Leçons d’absence : Vers libres
Avec Leçons d’absence, un spectacle regroupant quatre créations alliant musique et littérature, la modernité est à l’honneur. Rencontre avec Jean-François Poupart, l’un des auteurs de l’événement.
"La poésie et la musique contemporaines, ce sont deux mondes extrêmement clos. À la limite, on pourrait dire qu’il s’agit d’aristocrates de la culture actuelle. Ils ne dépendent pas d’un public et ils sont énormément modernes et libres. Pas de référents, pas de postmodernité, pas de nostalgie, pas de rigodon, pas d’ancienneté: seulement de l’hypermoderne!" Celui qui parle ainsi, c’est Jean-François Poupart. Poète, musicien, professeur au Cégep, éditeur de la maison Poètes de brousse, c’est aussi un personnage coloré au franc-parler rafraîchissant, un homme qui a plus d’une flèche à son arc et qui est toujours fasciné par la marginalité et par l’art brut, pur, sans concessions.
"Ça fait sept ou huit ans que je travaille avec Laurent Aglat, qui fait un doctorat en musique contemporaine, c’est un compositeur qui touche à plein de sphères de la musique électroacoustique et contemporaine. (Poupart, lui, est docteur ès lettres.) Il fait aussi du rock, du punk, il touche à tout. Pour élargir notre palette, on a fait plein de trucs ensemble: je l’ai amené au punk, et lui m’a amené à la musique contemporaine." Leçons d’absence rassemble les compositeurs Benoît Côté, Jimmie Leblanc et Mathieu Marcoux, ainsi que les auteurs Willie Gagnon et Jean-Sébastien Trudel. Si Côté a décidé de faire de la musique à partir d’un texte du poète portugais Fernando Pessoa, Aglat a élaboré son projet avec Cris retenus, un texte de Jean-François Poupart et de Kim Doré (poète, elle est également la compagne de ce dernier). "C’est une partition de 75 pages, jouée à la note: aucune improvisation. Le texte est placé à la note près. Je crois que c’est la chose la plus travaillée que j’aie pu faire dans ma vie." Avec cette création, Poupart s’est éloigné de ses habitudes formelles et lexicales pour mieux servir l’œuvre, qui commandait un regard neuf, une nouvelle manière d’aborder la poésie. "C’est très différent de ce que je fais habituellement, et c’est la musique qui m’a amené là.
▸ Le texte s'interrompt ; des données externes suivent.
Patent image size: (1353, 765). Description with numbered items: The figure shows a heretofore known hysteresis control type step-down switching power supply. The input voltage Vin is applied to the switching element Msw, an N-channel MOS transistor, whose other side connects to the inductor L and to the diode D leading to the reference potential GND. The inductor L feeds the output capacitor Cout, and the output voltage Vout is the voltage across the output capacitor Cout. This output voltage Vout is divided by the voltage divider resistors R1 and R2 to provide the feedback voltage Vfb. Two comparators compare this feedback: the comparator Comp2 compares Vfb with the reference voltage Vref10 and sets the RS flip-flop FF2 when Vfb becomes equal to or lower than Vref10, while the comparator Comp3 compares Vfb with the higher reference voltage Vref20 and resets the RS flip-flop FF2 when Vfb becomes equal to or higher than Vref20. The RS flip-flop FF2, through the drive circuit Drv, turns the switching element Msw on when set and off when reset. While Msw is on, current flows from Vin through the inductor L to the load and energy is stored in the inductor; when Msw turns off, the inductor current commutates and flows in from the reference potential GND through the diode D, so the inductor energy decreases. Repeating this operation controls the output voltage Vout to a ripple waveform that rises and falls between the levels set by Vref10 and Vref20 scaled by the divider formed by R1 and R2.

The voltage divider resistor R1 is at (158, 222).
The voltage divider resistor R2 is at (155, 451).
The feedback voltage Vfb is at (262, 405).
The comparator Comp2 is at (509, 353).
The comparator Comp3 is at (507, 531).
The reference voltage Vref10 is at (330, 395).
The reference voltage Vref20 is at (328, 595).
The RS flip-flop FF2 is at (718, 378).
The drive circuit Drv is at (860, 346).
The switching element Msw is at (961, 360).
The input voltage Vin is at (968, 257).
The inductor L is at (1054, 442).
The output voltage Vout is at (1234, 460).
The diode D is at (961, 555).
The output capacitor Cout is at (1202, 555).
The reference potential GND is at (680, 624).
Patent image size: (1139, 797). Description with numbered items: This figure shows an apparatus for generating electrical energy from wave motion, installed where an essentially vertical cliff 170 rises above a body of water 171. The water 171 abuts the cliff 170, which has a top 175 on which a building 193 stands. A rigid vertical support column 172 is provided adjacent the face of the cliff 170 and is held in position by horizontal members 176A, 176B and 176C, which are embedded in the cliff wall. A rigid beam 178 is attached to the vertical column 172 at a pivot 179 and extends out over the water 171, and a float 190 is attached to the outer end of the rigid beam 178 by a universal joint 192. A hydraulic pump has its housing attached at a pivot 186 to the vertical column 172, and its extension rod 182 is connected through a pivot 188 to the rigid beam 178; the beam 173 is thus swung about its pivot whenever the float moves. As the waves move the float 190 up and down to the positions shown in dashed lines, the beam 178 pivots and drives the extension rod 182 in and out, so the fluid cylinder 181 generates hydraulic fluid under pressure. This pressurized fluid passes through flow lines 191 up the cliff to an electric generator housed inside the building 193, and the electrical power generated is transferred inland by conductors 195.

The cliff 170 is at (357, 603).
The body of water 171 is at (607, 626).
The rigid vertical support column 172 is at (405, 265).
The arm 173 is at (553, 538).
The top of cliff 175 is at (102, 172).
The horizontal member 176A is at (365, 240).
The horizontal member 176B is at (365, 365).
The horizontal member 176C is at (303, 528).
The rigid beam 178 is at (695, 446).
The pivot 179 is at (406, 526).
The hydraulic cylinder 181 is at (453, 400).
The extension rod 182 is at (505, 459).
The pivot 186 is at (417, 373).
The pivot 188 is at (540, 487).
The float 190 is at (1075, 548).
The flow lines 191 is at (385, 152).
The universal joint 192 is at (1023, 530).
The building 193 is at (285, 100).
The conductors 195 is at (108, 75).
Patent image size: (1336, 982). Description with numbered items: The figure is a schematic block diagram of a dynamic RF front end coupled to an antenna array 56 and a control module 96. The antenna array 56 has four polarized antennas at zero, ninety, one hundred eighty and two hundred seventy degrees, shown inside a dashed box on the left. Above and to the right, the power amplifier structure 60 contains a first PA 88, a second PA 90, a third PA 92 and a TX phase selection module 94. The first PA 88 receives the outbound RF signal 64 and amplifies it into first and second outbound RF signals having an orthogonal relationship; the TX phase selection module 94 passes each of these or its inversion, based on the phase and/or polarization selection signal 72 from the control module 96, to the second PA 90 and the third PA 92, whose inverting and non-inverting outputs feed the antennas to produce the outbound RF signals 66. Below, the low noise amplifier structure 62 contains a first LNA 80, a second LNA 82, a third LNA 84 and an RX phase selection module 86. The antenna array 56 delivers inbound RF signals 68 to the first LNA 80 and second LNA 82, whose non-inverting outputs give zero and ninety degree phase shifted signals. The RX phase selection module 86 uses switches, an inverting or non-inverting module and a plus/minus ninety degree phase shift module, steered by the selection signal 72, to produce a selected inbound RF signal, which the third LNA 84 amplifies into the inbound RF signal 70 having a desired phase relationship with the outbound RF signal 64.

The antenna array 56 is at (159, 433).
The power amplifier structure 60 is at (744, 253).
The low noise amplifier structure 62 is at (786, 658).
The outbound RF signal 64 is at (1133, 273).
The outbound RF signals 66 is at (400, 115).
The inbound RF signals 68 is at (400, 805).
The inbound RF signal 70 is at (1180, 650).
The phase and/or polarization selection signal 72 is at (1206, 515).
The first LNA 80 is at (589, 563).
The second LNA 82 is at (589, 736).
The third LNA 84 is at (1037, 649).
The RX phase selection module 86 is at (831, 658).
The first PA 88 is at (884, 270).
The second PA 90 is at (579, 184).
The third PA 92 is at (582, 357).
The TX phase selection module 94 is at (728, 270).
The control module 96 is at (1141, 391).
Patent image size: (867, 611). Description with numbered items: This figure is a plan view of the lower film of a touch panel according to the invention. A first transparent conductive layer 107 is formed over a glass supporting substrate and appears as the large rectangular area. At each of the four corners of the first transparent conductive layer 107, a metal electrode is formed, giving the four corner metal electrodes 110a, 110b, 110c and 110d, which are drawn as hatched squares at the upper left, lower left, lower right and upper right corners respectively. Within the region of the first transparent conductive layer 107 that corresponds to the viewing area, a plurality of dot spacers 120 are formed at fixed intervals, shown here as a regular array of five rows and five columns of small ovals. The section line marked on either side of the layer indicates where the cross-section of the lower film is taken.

Par exemple, j’ai fait des répétitions pour que le spectateur ait quelque chose à quoi se rattacher. Même moi, formé par la musique punk-rock, j’avais besoin de repères." Poupart a également signé des chansons pour des projets comme Mix-Mania et Phénoménia, ainsi que pour la chanteuse Gabrielle Des Trois Maisons. Avec ces entreprises commerciales, les impératifs n’étaient évidemment pas les mêmes: "Une chanson pop est supervisée par des producteurs, tu es un simple employé. Tu fabriques un produit que les gens doivent aimer, acheter. Avec Leçons d’absence, le travail est uniquement artistique."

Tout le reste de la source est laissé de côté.